I want to do a search and replace on FOO1, except where it occurs within the text of an external link, e.g. [https://www.blah.bar/ blah FOO1 more text].
I was using -exceptinsidetag:hyperlink but eventually realized it only excludes hits within the actual url.
I'm guessing I need to use exceptinside, but not sure how. Can someone give me some guidance?
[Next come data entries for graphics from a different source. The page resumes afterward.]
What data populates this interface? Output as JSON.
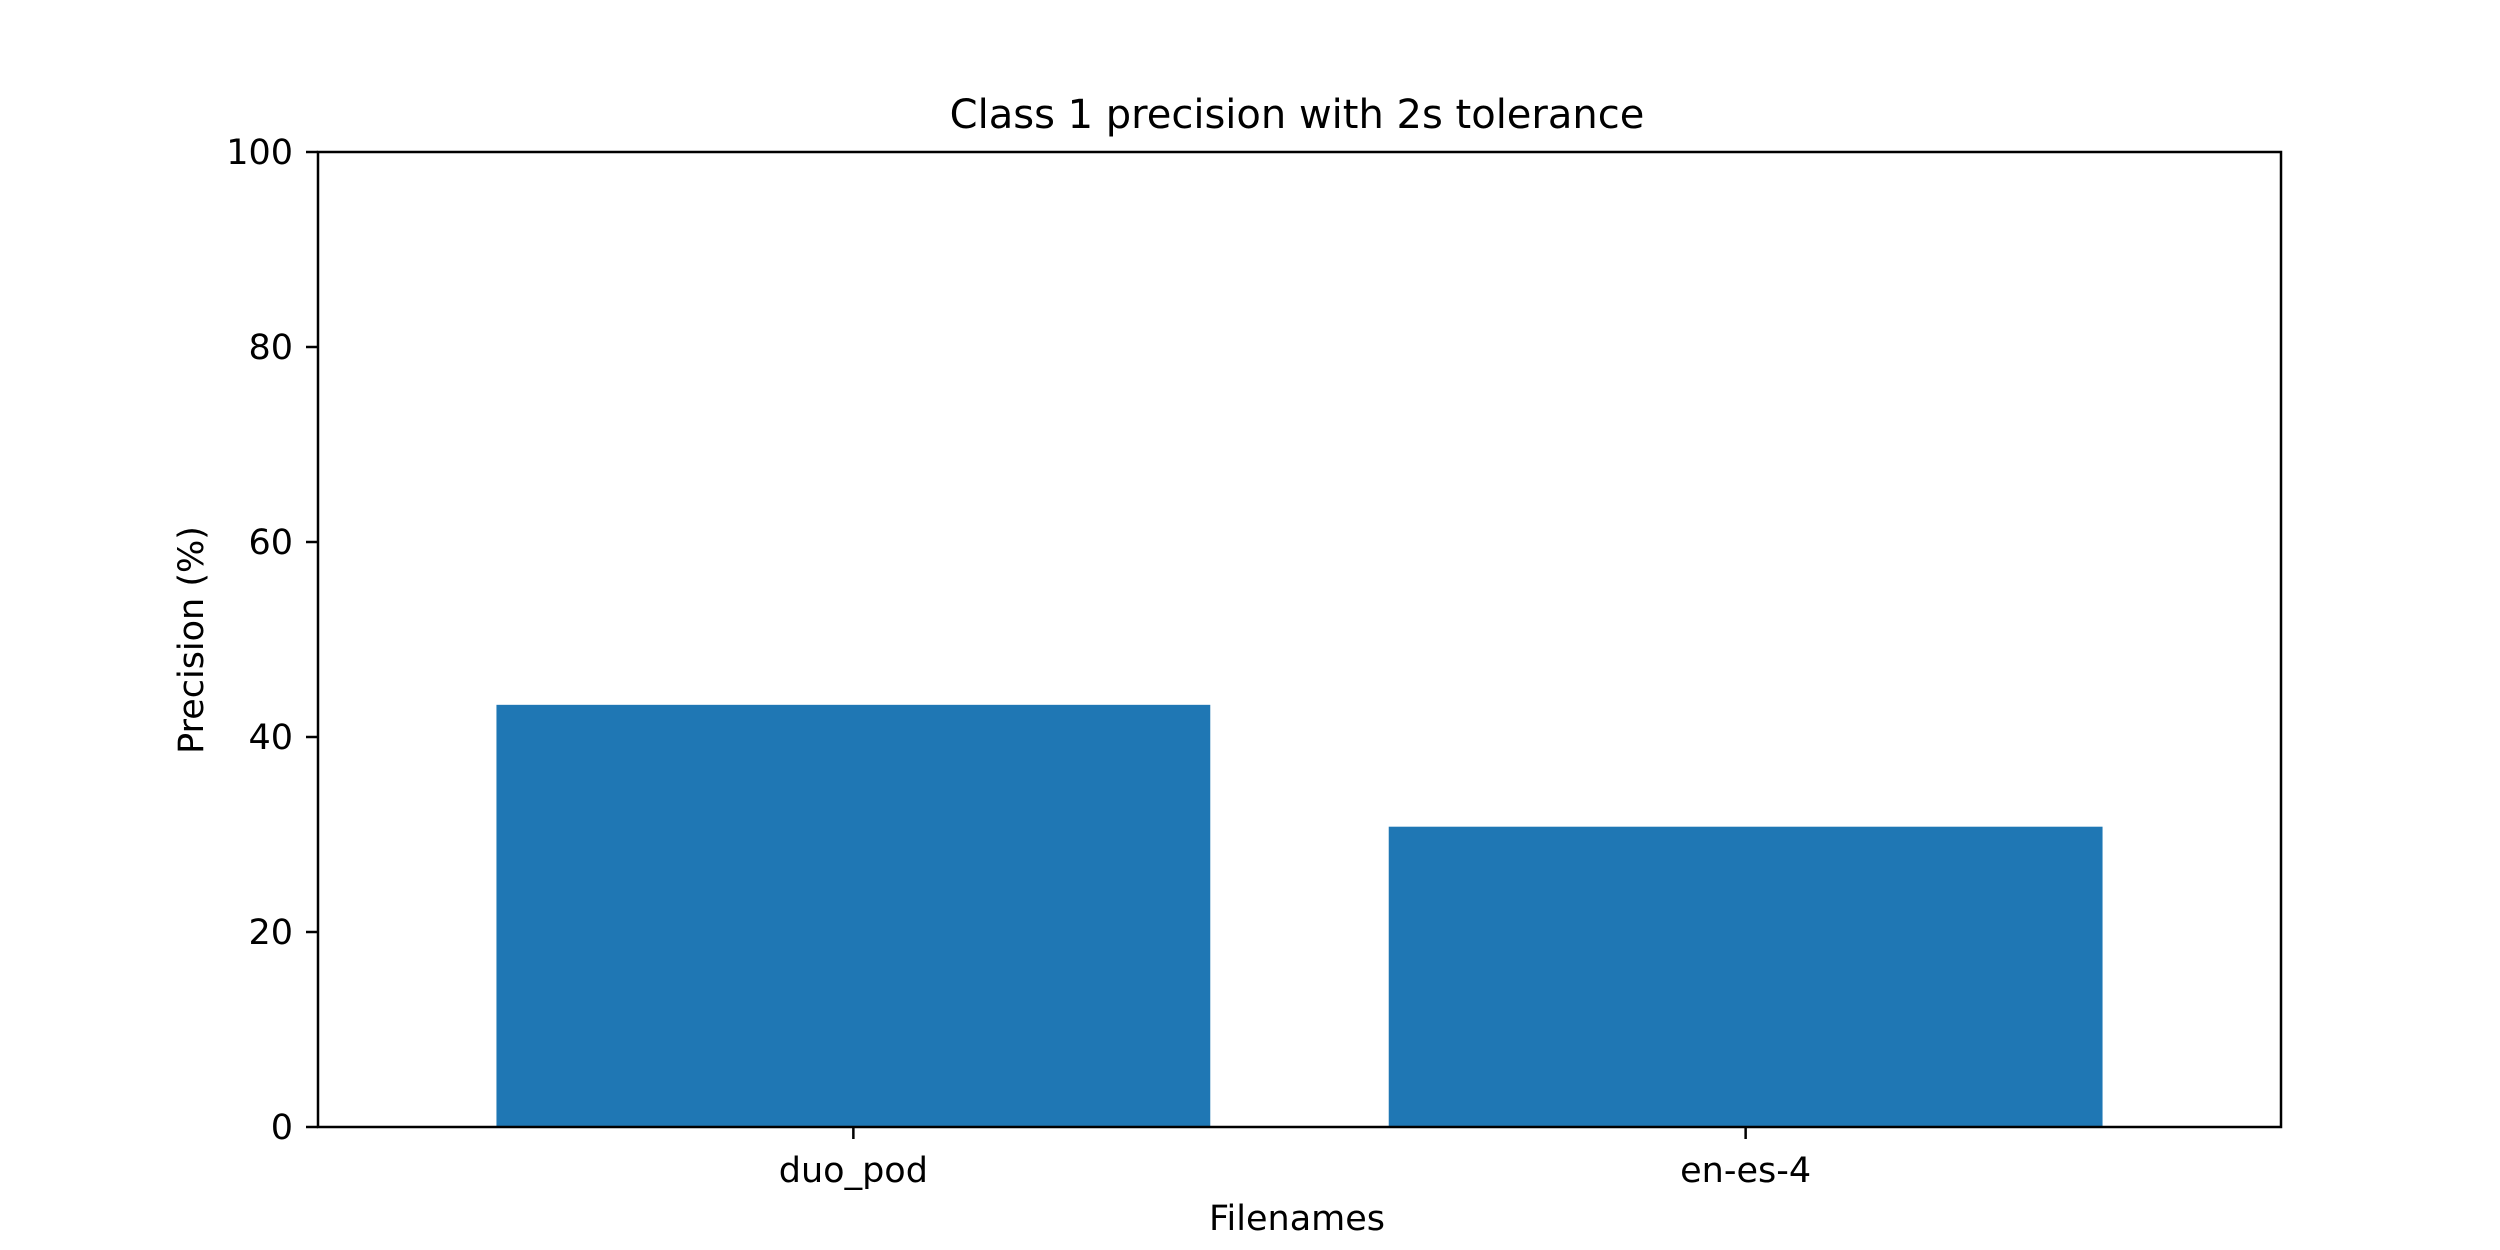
{
  "chart_data": {
    "type": "bar",
    "title": "Class 1 precision with 2s tolerance",
    "xlabel": "Filenames",
    "ylabel": "Precision (%)",
    "categories": [
      "duo_pod",
      "en-es-4"
    ],
    "values": [
      43.3,
      30.8
    ],
    "ylim": [
      0,
      100
    ],
    "yticks": [
      "0",
      "20",
      "40",
      "60",
      "80",
      "100"
    ],
    "bar_color": "#1f77b4",
    "grid": false,
    "legend": "none"
  }
}
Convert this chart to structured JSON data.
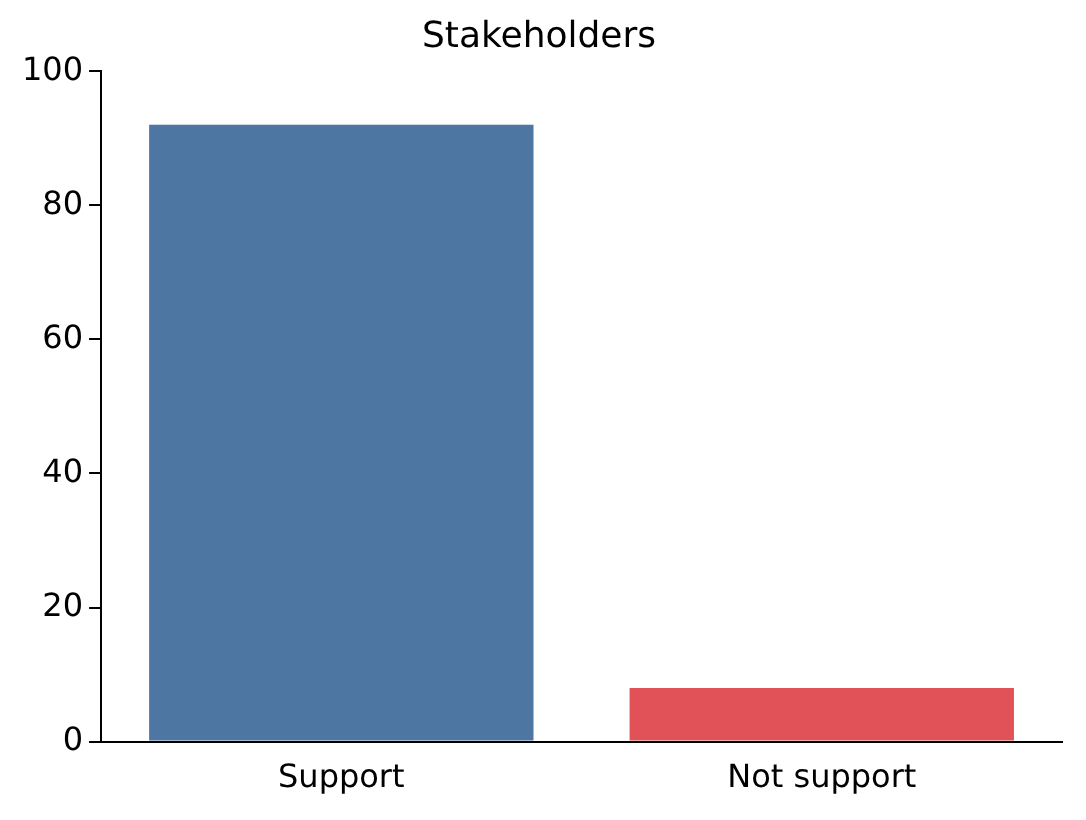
{
  "chart_data": {
    "type": "bar",
    "title": "Stakeholders",
    "categories": [
      "Support",
      "Not support"
    ],
    "values": [
      92,
      8
    ],
    "colors": [
      "#4e76a3",
      "#e05258"
    ],
    "ylim": [
      0,
      100
    ],
    "yticks": [
      0,
      20,
      40,
      60,
      80,
      100
    ],
    "grid": false,
    "legend": false
  }
}
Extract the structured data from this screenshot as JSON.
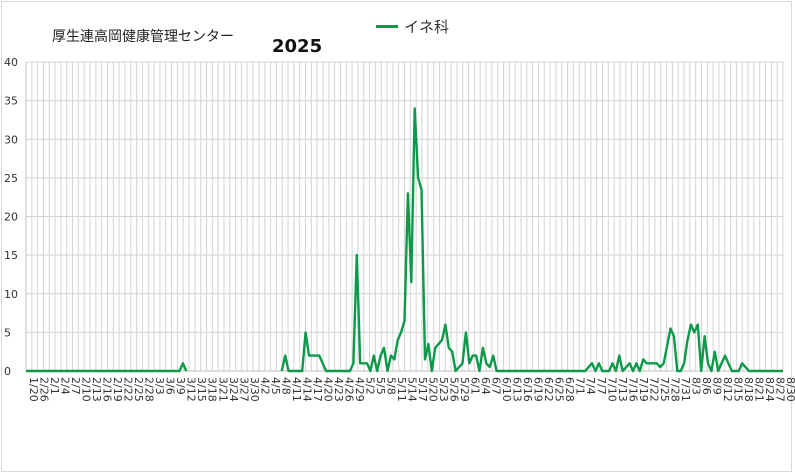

I'm already using -regex. The actual command I'm using is:
python replace.py -regex "(?si)\b((?:FOO1|FOO2))\b(.*$)" "[[\1]]\2" -exceptinsidetag:link -exceptinsidetag:hyperlink -exceptinsidetag:header -exceptinsidetag:nowiki -exceptinsidetag:ref -excepttext:"(?si)[[((?:FOO1|FOO2)[|]])" -namespace:0 -namespace:102 -namespace:4 -summary:"[[Appropedia:Wikilink bot]] adding double square brackets to: FOO1|FOO2." -log -xml:currentdump.xml
(Not that I understand regex much - I had lots of help getting there.)
Many thanks for any help!
Try this: 'inside': [ r'[http.*?]', ],
I tested it in fixes.py, but it should work also in command line as "[http.*?]". This excludes the URL _and_ the text of external links as well as internal links within [[ ]] which begin with http. :-)